A boisterous crowd of 400 marched through the streets of Rio Linda on Saturday to celebrate the community's centennial.
"I'm here to show spirit for my school and community," said Alexis Johnson, catching her breath.
Decked out in her yellow band uniform, the Rio Linda High senior paraded through downtown playing the clarinet with other members of the school marching band.
True to the community's farming roots, several horses trotted alongside the clubs, schools and businesses that joined the milelong parade.
"One hundred years as a community is a milestone," said Mike Grandinetti, chairman of the centennial organizing committee. "Though we're not a city, we still pull together."

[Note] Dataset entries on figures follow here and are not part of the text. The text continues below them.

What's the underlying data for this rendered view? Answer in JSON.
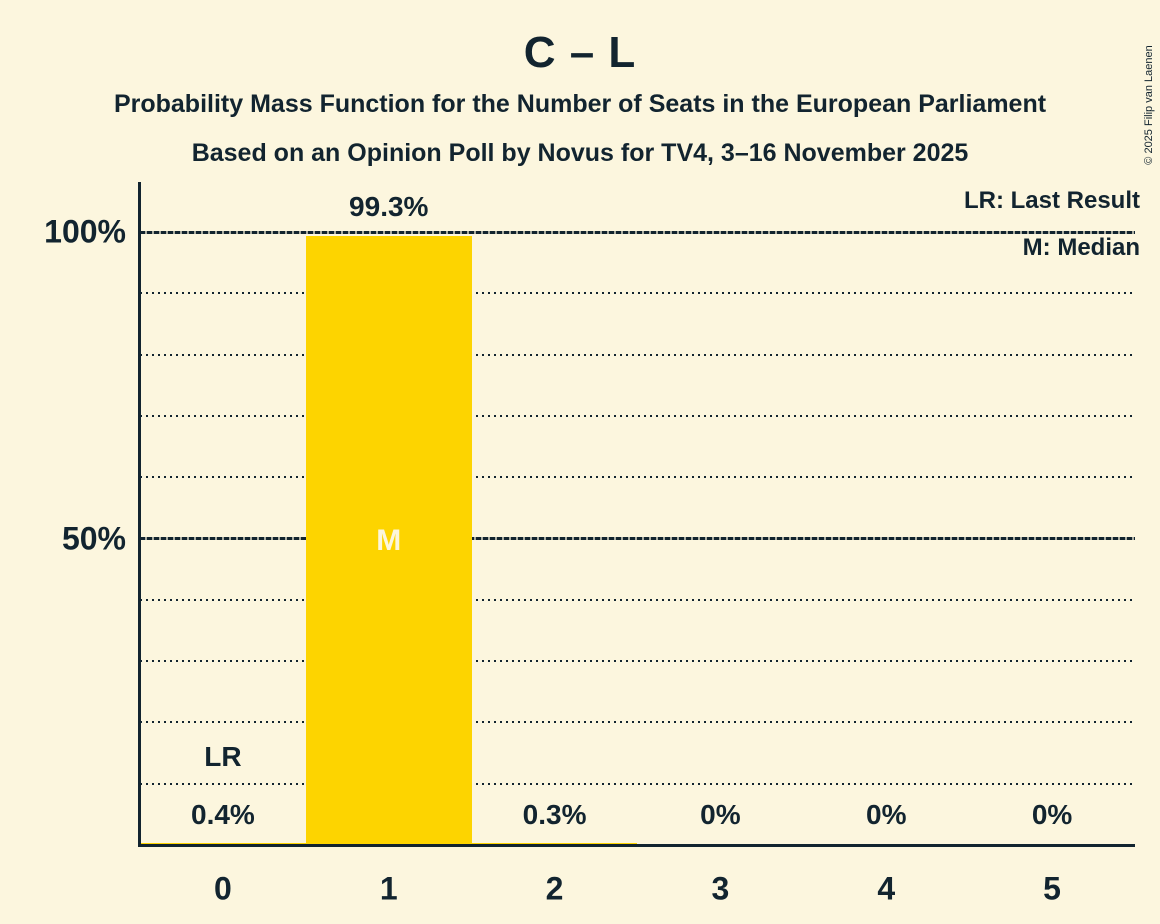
{
  "title": "C – L",
  "subtitles": [
    "Probability Mass Function for the Number of Seats in the European Parliament",
    "Based on an Opinion Poll by Novus for TV4, 3–16 November 2025"
  ],
  "copyright": "© 2025 Filip van Laenen",
  "colors": {
    "background": "#FCF6DE",
    "bar": "#FDD400",
    "text": "#12242F"
  },
  "chart_data": {
    "type": "bar",
    "title": "C – L",
    "categories": [
      "0",
      "1",
      "2",
      "3",
      "4",
      "5"
    ],
    "values": [
      0.4,
      99.3,
      0.3,
      0,
      0,
      0
    ],
    "value_labels": [
      "0.4%",
      "99.3%",
      "0.3%",
      "0%",
      "0%",
      "0%"
    ],
    "xlabel": "",
    "ylabel": "",
    "ylim": [
      0,
      100
    ],
    "yticks": [
      {
        "pct": 100,
        "label": "100%"
      },
      {
        "pct": 50,
        "label": "50%"
      }
    ],
    "grid": {
      "dotted_step_pct": 10,
      "dashed_pcts": [
        50,
        100
      ],
      "grid_on": true
    },
    "legend": [
      {
        "id": "lr",
        "label": "LR: Last Result"
      },
      {
        "id": "m",
        "label": "M: Median"
      }
    ],
    "annotations": {
      "median": {
        "category": "1",
        "marker": "M"
      },
      "last_result": {
        "category": "0",
        "marker": "LR"
      }
    }
  }
}
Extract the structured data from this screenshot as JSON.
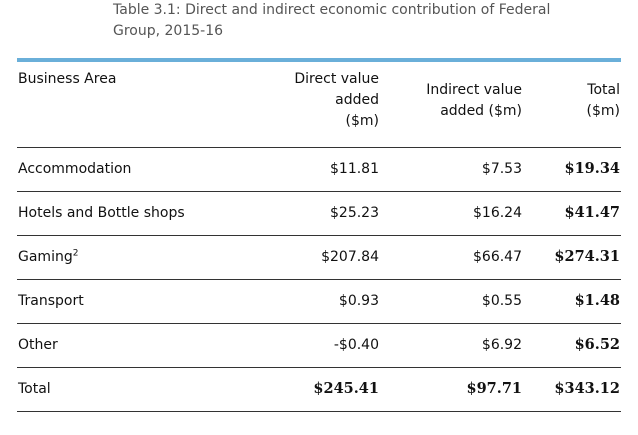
{
  "caption": {
    "line1": "Table 3.1: Direct and indirect economic contribution of Federal",
    "line2": "Group, 2015-16"
  },
  "accent_color": "#6aafd9",
  "table": {
    "headers": {
      "business_area": "Business Area",
      "direct_1": "Direct value",
      "direct_2": "added",
      "direct_3": "($m)",
      "indirect_1": "Indirect value",
      "indirect_2": "added ($m)",
      "total_1": "Total",
      "total_2": "($m)"
    },
    "rows": [
      {
        "area": "Accommodation",
        "sup": "",
        "direct": "$11.81",
        "indirect": "$7.53",
        "total": "$19.34"
      },
      {
        "area": "Hotels and Bottle shops",
        "sup": "",
        "direct": "$25.23",
        "indirect": "$16.24",
        "total": "$41.47"
      },
      {
        "area": "Gaming",
        "sup": "2",
        "direct": "$207.84",
        "indirect": "$66.47",
        "total": "$274.31"
      },
      {
        "area": "Transport",
        "sup": "",
        "direct": "$0.93",
        "indirect": "$0.55",
        "total": "$1.48"
      },
      {
        "area": "Other",
        "sup": "",
        "direct": "-$0.40",
        "indirect": "$6.92",
        "total": "$6.52"
      }
    ],
    "total_row": {
      "area": "Total",
      "direct": "$245.41",
      "indirect": "$97.71",
      "total": "$343.12"
    }
  }
}
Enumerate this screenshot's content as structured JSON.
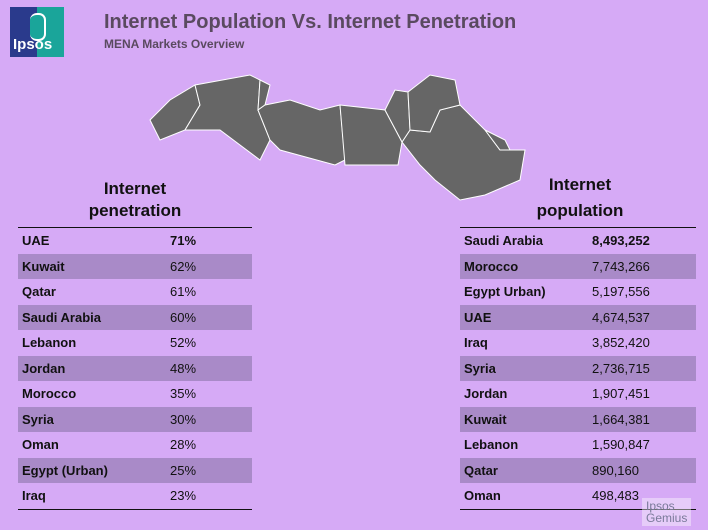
{
  "logo": "Ipsos",
  "title": "Internet Population Vs. Internet Penetration",
  "subtitle": "MENA Markets Overview",
  "penetration": {
    "header_line1": "Internet",
    "header_line2": "penetration",
    "rows": [
      [
        "UAE",
        "71%"
      ],
      [
        "Kuwait",
        "62%"
      ],
      [
        "Qatar",
        "61%"
      ],
      [
        "Saudi Arabia",
        "60%"
      ],
      [
        "Lebanon",
        "52%"
      ],
      [
        "Jordan",
        "48%"
      ],
      [
        "Morocco",
        "35%"
      ],
      [
        "Syria",
        "30%"
      ],
      [
        "Oman",
        "28%"
      ],
      [
        "Egypt (Urban)",
        "25%"
      ],
      [
        "Iraq",
        "23%"
      ]
    ]
  },
  "population": {
    "header_line1": "Internet",
    "header_line2": "population",
    "rows": [
      [
        "Saudi Arabia",
        "8,493,252"
      ],
      [
        "Morocco",
        "7,743,266"
      ],
      [
        "Egypt Urban)",
        "5,197,556"
      ],
      [
        "UAE",
        "4,674,537"
      ],
      [
        "Iraq",
        "3,852,420"
      ],
      [
        "Syria",
        "2,736,715"
      ],
      [
        "Jordan",
        "1,907,451"
      ],
      [
        "Kuwait",
        "1,664,381"
      ],
      [
        "Lebanon",
        "1,590,847"
      ],
      [
        "Qatar",
        "890,160"
      ],
      [
        "Oman",
        "498,483"
      ]
    ]
  },
  "footer_logo": {
    "line1": "Ipsos",
    "line2": "Gemius"
  }
}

Following the parade, residents converged on Depot Park for a short ceremony, complete with speeches by local officials. Miss Rio Linda, Samantha Moore, sang the national anthem loudly before a cheering group of 150 people. The ceremony concluded with a three-cannon salute, courtesy of a half-dozen residents dressed as pirates.
An estimated 2,000 people joined in the festivities, which organizers said was a remarkable turnout.
Fifty booths packed the park, with vendors hawking ice cream and cutlery. Young entrepreneurs also abounded, hoping to make a quick buck.
"We're trying to make money for our business competitions," said Jeffrey Lor, a Rio Linda High senior who was selling drinks.
Firefighters showed off their big red trucks, while auto enthusiasts polished their retro cars in front of dozens of curious children.
Residents came out in droves for the celebrations, including Teddie South, who brought grandson Gabriel.
"He's having a ball," said South, 59, while 5-year-old Gabriel laughed at a singing robot show.
The tight-knit community, where almost everyone knows each other, is what Moore likes about Rio Linda.
"I like that you can walk downtown and talk to people," said Moore, 17, who was selected to be Miss Rio Linda in March. "Rio Linda is like one big family."
For others, the quaint countryside feel is what keeps them here.
"It's a new thing to grow your own vegetables or raise chickens in the city, but here, it's a way of life," said Grandinetti, 53. "We've been doing it for years."
The centennial also gave residents an excuse to spruce up the community, Grandinetti said. The Rio Linda Arch on M Street was fixed up, new bus benches were installed, and a fresh mural was painted on Nuway Market downtown.
Come nighttime, organizers planned to light up the community's lone water tower, symbolizing a candle on a birthday cake.
The centennial celebrations will wrap up today, with a time capsule that will be buried in Depot Park.